For a moment, all of them were connected by a single note: nurses and research staff, engineers and epidemiologists, information technology staff and data scientists, surgeons and a veterinarian, ranging in age from early 20s to mid-80s.
And then the conductor took the podium and led them through the finer points of Rimsky-Korsakov’s masterpiece “Scheherazade,” which they’ll play for the community April 3. The ophthalmologist-concertmaster used her violin to portray the piece’s namesake, the heroine storyteller of the Arabian legend of the “1001 Nights.”
MORE INFORMATION
In other words, it was just another rehearsal for the U-M Life Sciences Orchestra, which is celebrating its 25th season of blending science and music.
The LSO came together in 2000 when a group of up-and-coming physicians and scientists approached Elaine Sims, the director of Michigan Medicine’s Gifts of Art program, to propose a new orchestra for the amateur musicians of the medical and science community.
From that moment on, the LSO has held auditions each fall and played two concerts a year since January 2001, with a hiatus for the pandemic. They’ve played under the batons of more than two dozen graduate students and alumni of U-M’s famed orchestral conducting program.
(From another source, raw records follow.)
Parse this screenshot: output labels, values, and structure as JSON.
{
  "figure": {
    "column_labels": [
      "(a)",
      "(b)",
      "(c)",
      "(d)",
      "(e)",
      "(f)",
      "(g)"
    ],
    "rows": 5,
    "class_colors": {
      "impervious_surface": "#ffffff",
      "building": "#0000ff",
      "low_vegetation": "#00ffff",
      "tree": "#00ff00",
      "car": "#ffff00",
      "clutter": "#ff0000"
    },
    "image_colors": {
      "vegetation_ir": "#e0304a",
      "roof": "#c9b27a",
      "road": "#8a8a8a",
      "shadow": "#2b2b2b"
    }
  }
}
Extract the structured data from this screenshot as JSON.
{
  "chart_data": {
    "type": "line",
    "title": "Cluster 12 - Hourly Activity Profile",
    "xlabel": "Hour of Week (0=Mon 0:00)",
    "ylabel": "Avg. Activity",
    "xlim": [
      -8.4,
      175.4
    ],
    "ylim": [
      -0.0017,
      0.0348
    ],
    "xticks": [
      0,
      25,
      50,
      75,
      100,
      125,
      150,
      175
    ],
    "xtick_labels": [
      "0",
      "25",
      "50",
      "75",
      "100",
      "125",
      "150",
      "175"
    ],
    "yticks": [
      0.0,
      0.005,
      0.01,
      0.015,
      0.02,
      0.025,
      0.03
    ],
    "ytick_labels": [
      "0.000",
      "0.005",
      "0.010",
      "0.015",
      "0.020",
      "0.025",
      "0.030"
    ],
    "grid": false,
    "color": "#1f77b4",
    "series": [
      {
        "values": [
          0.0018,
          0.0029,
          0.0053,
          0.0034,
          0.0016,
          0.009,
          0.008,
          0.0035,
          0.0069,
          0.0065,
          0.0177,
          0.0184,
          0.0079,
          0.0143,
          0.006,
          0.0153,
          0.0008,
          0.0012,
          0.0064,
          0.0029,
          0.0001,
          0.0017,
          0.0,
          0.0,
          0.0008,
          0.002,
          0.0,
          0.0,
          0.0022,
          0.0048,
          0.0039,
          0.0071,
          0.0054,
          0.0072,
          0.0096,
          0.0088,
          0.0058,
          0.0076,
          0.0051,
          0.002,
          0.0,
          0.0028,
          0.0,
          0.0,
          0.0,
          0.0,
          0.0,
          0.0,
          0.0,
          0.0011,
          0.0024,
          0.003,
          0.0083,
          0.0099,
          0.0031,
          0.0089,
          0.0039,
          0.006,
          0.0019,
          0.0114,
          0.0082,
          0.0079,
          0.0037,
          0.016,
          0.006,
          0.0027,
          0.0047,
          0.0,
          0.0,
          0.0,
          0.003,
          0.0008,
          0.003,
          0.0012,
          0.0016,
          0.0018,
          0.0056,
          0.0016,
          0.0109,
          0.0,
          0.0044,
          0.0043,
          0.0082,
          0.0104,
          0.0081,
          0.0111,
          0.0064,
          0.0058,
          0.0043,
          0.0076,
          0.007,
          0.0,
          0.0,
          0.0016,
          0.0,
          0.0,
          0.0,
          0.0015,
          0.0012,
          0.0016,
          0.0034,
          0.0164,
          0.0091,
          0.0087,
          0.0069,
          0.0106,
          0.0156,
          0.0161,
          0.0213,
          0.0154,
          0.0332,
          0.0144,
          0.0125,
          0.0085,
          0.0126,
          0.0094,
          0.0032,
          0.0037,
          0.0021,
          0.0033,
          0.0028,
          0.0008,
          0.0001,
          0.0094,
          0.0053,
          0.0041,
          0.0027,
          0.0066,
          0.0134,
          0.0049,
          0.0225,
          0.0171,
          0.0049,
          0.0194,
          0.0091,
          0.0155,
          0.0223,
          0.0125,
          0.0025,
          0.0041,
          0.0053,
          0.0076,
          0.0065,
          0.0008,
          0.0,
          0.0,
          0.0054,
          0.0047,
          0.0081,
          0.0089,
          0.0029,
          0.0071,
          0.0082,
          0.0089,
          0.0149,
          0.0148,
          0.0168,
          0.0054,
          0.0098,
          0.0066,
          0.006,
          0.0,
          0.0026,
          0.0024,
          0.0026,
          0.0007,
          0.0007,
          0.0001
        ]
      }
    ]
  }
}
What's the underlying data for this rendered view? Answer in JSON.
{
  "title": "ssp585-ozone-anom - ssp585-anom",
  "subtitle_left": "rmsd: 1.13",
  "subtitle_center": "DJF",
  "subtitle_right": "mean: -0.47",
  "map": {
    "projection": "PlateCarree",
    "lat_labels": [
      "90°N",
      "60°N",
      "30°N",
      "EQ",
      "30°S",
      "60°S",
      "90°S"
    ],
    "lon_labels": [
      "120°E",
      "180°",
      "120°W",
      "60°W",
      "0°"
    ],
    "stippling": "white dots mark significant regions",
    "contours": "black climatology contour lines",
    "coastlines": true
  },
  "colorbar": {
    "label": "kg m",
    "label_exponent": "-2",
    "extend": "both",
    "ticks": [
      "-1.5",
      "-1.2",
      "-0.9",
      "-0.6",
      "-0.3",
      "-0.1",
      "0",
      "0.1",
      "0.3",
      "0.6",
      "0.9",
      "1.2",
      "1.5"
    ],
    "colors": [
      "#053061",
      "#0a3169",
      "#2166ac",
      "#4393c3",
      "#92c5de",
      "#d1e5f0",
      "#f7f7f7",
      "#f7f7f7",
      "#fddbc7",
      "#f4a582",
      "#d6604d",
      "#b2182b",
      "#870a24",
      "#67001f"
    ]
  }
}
“When they take their places on the Hill Auditorium stage, where musicians from the world’s most famous orchestras have played, I can feel the magic they feel all the way to my seat in the auditorium — it is that powerful,” said Sims, who calls herself the LSO’s stage mother and oversees its operations with a volunteer committee that includes several other founders. She notes the orchestra’s 25-year partnership with Kenneth Kiesler, professor of music in SMTD who directs the orchestral conducting program.

“The LSO is more than a gathering of people with an interest in music,” said Kiesler, who has taught all of the LSO music directors. “Working together on some of the greatest works of music involves a unique sort of collaboration and non-verbal communication. While it engenders self-expression, it is also a catalyst for human connection and community.”
The LSO’s 25th anniversary concert will begin at 7:30 p.m. April 3 at Hill Auditorium, with a pre-concert lecture by music director Nicholas Bromilow at 6:45 p.m. Free and open to the public, it will include not only the Rimsky-Korsakov piece but also Johannes Brahms’ “Academic Festival Overture,” conducted by assistant conductor Michael Roest, and “Hymn for Everyone,” written in 2021 by Jessie Montgomery.
The event will also be livestreamed; visit the LSO website for details on how to attend or watch, or to audition next fall.